What you need to know when giving limited company advice

by: Ian Boden, head of commercial mortgages and portfolio management, Aldermore
  • 17/05/2016
  • 0
What you need to know when giving limited company advice
HM Treasury's changes have added an extra layer of complexity for many landlords, Ian Boden head of commercial mortgages and portfolio management, Aldermore, looks at the issues brokers must consider when advising clients.

As a result of the changes to Stamp Duty and income tax, landlords must be directed towards independent taxation advice to ensure that they fully understand the impact of these changes and consider the structure of their portfolios.

Aldermore’s recent research, conducted through a YouGov survey, indicated that 52% of landlords do not feel that their plans will be affected by the taxation changes.
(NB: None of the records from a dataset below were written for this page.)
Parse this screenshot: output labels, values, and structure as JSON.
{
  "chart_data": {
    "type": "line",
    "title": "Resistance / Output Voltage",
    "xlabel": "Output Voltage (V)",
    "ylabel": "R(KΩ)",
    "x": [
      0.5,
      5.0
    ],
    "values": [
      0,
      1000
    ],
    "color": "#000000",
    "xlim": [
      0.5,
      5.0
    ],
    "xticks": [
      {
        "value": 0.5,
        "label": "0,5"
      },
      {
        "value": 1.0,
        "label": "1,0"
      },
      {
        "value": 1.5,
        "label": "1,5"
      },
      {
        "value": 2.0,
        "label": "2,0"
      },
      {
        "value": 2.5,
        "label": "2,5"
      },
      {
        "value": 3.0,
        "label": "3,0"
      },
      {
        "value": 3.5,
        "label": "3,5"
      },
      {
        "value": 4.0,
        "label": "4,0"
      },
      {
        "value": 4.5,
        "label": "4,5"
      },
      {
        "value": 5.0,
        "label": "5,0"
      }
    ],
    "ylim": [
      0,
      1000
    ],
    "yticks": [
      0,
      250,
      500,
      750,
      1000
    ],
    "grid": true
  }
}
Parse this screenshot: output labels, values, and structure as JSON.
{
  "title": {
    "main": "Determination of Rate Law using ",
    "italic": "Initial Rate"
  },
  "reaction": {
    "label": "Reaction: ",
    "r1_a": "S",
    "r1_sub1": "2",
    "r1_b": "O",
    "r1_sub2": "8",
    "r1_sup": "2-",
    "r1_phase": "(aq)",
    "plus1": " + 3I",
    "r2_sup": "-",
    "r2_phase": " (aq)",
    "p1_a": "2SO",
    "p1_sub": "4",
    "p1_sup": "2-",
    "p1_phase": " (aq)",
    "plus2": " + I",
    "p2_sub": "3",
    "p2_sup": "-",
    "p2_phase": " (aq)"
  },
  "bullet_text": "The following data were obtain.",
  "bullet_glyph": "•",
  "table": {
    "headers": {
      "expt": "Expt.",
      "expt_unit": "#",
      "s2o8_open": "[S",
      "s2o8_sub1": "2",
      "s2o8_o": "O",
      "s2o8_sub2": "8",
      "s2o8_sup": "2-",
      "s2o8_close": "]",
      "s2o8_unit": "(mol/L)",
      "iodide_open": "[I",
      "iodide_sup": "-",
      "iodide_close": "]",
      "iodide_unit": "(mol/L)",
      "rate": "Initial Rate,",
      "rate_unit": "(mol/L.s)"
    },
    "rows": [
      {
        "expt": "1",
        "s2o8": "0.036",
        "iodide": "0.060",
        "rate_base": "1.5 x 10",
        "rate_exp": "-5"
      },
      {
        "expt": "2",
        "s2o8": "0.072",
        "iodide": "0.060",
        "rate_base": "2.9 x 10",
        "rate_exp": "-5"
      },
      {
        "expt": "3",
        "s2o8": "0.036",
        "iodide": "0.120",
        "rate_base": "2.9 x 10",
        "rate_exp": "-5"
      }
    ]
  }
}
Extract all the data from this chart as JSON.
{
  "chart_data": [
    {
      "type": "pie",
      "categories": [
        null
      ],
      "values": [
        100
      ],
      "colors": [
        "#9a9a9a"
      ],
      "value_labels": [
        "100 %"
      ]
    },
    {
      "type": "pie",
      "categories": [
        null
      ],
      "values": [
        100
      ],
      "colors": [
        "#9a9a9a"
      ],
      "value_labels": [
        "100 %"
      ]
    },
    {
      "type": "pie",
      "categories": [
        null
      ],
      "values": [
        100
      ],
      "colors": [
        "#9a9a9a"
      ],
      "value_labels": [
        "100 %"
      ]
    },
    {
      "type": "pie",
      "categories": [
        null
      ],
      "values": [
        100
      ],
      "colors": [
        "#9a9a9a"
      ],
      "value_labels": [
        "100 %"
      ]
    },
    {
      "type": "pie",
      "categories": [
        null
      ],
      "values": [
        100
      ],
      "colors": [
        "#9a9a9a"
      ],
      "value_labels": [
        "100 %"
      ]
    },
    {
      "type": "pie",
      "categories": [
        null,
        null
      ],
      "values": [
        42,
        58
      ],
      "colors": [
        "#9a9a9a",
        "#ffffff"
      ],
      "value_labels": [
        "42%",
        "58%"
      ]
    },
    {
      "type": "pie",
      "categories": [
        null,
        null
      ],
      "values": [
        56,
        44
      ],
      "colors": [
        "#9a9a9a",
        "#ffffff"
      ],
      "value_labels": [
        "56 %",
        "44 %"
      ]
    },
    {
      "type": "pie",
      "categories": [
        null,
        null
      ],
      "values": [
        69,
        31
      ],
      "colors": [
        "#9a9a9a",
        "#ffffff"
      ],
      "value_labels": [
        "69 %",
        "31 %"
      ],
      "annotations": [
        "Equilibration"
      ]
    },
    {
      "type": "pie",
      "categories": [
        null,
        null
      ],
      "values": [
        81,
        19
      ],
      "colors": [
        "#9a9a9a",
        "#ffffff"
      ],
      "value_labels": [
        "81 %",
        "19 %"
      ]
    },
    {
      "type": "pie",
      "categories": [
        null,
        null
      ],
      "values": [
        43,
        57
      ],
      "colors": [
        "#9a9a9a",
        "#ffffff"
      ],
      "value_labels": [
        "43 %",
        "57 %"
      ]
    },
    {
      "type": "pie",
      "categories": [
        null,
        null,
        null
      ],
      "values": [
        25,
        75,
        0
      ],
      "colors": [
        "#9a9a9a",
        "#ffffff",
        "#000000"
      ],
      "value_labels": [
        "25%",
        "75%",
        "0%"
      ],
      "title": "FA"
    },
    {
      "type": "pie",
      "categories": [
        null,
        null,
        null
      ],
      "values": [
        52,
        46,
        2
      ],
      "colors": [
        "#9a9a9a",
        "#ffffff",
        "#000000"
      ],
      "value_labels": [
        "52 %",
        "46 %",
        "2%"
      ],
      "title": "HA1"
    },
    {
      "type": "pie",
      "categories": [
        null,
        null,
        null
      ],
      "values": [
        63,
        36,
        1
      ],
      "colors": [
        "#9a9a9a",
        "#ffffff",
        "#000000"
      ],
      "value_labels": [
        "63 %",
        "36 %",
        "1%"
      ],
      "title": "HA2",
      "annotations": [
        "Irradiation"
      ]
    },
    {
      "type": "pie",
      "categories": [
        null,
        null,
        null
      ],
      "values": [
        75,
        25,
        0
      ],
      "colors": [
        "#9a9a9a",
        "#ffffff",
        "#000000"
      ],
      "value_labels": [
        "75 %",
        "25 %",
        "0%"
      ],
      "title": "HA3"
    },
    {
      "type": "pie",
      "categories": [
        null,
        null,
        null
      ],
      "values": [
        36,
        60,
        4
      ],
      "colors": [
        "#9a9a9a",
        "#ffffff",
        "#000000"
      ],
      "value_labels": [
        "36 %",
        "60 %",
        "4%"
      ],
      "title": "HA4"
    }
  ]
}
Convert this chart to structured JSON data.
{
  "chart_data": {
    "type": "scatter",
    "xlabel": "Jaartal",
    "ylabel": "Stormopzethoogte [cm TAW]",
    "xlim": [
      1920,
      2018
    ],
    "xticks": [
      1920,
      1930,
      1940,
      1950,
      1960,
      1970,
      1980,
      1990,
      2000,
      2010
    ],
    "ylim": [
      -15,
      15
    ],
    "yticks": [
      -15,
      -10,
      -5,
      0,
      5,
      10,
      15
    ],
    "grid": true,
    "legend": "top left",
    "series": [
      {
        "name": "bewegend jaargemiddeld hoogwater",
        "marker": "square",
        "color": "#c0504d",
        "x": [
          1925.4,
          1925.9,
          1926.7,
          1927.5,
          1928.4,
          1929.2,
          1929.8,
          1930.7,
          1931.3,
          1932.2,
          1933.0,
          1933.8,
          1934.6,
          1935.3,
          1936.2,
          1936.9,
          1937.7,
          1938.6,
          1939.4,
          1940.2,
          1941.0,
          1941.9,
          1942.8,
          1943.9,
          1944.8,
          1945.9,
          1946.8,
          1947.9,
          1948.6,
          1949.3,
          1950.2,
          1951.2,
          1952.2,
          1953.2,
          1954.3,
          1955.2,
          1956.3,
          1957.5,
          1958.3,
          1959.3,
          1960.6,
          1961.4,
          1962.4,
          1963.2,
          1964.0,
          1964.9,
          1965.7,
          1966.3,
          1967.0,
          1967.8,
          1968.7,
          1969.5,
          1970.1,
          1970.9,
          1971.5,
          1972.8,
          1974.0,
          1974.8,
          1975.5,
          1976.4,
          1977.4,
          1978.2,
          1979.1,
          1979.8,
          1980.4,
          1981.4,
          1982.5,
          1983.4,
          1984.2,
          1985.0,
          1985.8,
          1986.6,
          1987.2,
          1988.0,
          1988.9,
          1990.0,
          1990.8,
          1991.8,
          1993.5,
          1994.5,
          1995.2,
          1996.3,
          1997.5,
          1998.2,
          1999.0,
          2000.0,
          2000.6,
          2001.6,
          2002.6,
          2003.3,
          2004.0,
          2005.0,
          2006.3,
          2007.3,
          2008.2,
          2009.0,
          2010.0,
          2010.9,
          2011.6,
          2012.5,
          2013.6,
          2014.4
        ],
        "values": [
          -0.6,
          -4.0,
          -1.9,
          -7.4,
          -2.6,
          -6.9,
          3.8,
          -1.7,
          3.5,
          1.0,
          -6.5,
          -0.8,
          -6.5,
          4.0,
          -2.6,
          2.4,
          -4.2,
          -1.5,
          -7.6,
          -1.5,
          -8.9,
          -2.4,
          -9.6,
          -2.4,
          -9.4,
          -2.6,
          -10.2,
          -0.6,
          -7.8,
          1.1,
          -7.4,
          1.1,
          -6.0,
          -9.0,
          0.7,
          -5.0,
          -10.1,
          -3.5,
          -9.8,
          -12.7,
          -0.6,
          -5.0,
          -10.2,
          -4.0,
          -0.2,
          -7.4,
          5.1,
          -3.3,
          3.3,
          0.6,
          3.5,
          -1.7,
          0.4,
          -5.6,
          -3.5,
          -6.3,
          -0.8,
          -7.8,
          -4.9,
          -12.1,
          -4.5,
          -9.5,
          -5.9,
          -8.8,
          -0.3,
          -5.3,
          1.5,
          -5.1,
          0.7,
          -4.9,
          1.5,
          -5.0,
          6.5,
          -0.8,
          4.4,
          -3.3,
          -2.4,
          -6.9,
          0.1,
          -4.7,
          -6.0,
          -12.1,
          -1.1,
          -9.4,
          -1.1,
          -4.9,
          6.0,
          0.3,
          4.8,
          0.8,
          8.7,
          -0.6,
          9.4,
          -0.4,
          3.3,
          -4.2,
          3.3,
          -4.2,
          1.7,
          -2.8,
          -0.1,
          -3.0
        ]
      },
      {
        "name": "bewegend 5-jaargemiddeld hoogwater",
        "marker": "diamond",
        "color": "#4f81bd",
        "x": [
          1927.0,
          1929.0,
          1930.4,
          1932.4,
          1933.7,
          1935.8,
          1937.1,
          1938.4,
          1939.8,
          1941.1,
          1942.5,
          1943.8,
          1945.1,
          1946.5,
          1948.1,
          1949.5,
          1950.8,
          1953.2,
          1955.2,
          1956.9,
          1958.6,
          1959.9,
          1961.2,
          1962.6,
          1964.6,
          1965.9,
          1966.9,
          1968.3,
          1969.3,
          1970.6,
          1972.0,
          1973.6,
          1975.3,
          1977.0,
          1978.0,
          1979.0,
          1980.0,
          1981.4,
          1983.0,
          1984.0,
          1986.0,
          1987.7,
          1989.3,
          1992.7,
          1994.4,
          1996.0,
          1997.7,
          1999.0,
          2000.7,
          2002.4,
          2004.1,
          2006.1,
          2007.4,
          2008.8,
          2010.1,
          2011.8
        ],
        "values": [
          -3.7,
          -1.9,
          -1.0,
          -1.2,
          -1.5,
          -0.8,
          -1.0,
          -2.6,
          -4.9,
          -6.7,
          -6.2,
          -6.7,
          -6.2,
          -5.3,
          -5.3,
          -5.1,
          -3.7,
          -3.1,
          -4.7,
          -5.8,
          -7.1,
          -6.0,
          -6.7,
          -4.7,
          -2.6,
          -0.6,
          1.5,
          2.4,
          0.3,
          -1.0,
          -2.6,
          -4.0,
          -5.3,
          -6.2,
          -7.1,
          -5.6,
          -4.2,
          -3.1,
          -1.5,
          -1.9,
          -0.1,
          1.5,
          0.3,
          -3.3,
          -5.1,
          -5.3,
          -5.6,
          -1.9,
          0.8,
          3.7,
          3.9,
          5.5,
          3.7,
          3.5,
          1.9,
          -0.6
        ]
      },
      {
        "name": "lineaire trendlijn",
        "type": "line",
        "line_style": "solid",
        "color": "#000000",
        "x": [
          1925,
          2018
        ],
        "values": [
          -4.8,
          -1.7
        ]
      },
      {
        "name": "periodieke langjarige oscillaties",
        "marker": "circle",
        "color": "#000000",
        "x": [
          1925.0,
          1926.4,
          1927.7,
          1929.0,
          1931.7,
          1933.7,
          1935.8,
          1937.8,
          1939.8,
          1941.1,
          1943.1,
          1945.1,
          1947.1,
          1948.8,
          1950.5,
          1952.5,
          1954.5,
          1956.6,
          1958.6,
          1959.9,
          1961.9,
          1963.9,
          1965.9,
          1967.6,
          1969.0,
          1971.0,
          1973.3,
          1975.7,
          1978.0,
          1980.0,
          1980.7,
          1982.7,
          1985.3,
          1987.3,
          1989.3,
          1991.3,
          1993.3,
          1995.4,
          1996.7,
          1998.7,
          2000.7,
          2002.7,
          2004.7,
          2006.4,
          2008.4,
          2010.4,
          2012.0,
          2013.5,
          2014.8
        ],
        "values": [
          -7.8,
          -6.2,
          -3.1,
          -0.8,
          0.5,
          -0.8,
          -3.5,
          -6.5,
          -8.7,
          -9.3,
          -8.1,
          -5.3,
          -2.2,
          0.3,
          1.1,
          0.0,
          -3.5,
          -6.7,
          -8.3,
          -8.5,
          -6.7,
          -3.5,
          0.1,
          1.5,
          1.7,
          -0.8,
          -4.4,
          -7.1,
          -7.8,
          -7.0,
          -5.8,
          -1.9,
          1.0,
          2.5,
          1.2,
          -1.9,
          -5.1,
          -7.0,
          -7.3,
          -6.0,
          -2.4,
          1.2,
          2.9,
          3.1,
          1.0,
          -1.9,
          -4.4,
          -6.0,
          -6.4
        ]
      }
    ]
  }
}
However, more than one in 10 stated they would now consider setting up a limited company.

For additional properties a landlord’s decision to purchase in a company structure will depend largely on considering the individual impact on the customer’s level of taxation and formulating a coherent strategy for any future exit plan.

Restructuring existing portfolios into a limited company, however, is more complicated, and brokers should ensure that their clients have considered three main topics:

Stamp Duty

As a result of announcements by the Chancellor, an additional Stamp Duty charge of 3% would be levied on any properties already owned as they would qualify as a new purchase when transferred into the limited company.

Mortgage costs

Lenders vary in their treatment of incorporation and, whilst some will enable a mortgage to be transferred, many would require repayment. There may also be further costs if the existing mortgage is still under an early repayment charge period.

There are also fewer lenders and mortgage products available for limited company borrowers. Whilst Aldermore, for example, has aligned its product rates for ownership in either a personal name or a limited company, many others continue to charge a higher rate.

Capital Gains Tax

In April, the basic rate of Capital Gains Tax (CGT) was cut from 18% to 10%, with higher rates falling from 28% to 20%. However, gains made on residential property will not be eligible for the newly lowered rates. Instead the Chancellor has maintained the existing rates, equivalent to an 8% surcharge. In most instances, transferring a property would be considered a sale and a purchase, and any increase in value would become crystallised and assessible for CGT.

With the recent Iress Intermediary Mortgage Survey finding brokers are set to control 70% of the mortgage market in 2016 and 2017, it is vital that brokers are prepared for their increased responsibility as a result of these changes. But brokers must keep in mind, for the more complex deals, that clients are likely to want to discuss with them, landlords should be advised to seek independent tax advice.